Em 2016, as vendas do livro, que está em sua 52ª edição, cresceram cerca de 30 por cento em relação ao ano anterior. A editora do Atwood reimprimiu cem mil cópias para atender ao aumento da demanda após a eleição.

“Fatos alternativos”

“O Conto da Aia” é um dos vários romances distópicos clássicos que parecem tocar os leitores em um momento de grande ansiedade sobre a situação da democracia americana. As vendas de “A Revolução dos Bichos” e de “1984”, ambos de George Orwell, também subiram drasticamente, levando-os ao topo da lista dos mais vendidos da Amazon.

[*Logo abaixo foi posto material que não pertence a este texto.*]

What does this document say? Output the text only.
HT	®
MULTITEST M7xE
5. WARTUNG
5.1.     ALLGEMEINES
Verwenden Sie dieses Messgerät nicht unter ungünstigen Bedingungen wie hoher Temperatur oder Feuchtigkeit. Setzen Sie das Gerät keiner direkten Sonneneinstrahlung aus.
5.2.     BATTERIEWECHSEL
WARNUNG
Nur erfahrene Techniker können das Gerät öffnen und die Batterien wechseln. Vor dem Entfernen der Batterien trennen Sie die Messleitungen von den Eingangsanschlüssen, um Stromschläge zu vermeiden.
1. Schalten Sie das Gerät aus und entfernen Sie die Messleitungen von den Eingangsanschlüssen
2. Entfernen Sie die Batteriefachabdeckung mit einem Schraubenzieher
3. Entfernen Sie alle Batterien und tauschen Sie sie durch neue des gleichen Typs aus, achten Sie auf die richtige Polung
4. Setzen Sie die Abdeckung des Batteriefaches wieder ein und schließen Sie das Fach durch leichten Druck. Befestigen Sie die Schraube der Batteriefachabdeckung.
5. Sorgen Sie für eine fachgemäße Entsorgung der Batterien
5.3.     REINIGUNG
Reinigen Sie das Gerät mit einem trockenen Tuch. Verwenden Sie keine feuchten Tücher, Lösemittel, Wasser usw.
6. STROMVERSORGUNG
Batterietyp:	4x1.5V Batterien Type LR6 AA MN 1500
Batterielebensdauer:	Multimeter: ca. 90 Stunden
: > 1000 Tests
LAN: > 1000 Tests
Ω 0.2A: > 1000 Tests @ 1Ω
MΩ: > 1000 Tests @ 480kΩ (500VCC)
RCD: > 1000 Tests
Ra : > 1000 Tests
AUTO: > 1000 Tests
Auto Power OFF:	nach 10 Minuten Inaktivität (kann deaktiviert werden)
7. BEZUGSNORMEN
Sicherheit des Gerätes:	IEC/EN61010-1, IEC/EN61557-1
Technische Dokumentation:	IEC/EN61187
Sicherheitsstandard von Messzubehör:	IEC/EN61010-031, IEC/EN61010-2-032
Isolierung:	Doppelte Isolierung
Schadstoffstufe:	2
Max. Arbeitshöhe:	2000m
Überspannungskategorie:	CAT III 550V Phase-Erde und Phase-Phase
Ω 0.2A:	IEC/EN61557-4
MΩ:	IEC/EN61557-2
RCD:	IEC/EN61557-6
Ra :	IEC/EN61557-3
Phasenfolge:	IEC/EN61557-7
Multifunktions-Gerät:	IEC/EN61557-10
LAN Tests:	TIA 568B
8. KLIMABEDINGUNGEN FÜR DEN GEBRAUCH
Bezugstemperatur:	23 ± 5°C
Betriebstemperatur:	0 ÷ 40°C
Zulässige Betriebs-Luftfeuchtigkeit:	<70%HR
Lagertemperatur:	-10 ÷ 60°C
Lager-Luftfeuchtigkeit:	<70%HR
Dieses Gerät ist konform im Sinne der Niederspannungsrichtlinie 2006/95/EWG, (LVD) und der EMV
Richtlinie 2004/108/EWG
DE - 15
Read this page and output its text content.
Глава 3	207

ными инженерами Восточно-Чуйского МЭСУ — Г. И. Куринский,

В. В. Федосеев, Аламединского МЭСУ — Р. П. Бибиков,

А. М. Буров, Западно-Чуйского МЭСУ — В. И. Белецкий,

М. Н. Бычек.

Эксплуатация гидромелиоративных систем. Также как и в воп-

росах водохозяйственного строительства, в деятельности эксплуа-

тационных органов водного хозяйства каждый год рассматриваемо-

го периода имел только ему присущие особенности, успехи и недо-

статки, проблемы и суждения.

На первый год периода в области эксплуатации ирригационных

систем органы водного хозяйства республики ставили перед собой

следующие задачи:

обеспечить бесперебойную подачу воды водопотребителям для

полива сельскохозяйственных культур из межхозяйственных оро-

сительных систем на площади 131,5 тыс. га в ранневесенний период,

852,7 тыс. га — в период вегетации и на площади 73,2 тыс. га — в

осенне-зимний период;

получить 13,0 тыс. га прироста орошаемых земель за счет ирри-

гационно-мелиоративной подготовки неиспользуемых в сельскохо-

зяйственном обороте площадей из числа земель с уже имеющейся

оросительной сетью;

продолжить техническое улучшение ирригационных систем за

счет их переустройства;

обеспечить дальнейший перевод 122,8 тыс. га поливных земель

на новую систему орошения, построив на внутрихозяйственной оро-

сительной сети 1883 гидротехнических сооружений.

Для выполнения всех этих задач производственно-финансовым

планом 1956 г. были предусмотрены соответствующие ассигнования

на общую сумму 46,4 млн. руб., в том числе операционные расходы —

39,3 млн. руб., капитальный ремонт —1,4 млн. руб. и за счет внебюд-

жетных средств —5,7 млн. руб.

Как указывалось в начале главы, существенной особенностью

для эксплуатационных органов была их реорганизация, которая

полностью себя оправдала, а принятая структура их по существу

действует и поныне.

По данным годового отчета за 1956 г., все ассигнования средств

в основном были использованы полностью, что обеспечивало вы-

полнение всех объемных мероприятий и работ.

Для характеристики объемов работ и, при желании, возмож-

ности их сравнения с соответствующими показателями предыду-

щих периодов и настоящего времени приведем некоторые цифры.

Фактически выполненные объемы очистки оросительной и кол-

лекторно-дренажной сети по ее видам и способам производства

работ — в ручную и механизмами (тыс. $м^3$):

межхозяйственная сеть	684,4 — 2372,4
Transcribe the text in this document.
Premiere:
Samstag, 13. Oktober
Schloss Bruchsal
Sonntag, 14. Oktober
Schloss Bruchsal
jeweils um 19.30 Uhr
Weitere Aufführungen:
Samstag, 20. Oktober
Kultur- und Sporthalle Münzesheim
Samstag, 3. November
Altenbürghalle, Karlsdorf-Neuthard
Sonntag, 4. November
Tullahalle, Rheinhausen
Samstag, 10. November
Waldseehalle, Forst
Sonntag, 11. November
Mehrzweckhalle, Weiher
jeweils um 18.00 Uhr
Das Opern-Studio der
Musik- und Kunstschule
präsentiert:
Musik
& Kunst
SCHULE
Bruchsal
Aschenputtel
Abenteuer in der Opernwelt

Outras obras que os leitores de hoje provavelmente não veem desde o ensino médio, mas que já entraram para essa lista são: “Admirável Mundo Novo”, romance de 1932 de Aldous Huxley, história de um futuro distópico na Inglaterra, no ano de 2540, e o romance de 1935 de Sinclair Lewis, “It Can’t Happen Here”, uma sátira sobre um candidato presidencial belicoso com uma plataforma populista nos Estados Unidos, mas que não passa de um demagogo fascista. Não faz muito tempo, ele estava em 9º lugar na lista da Amazon; “Admirável Mundo Novo”, em 15º.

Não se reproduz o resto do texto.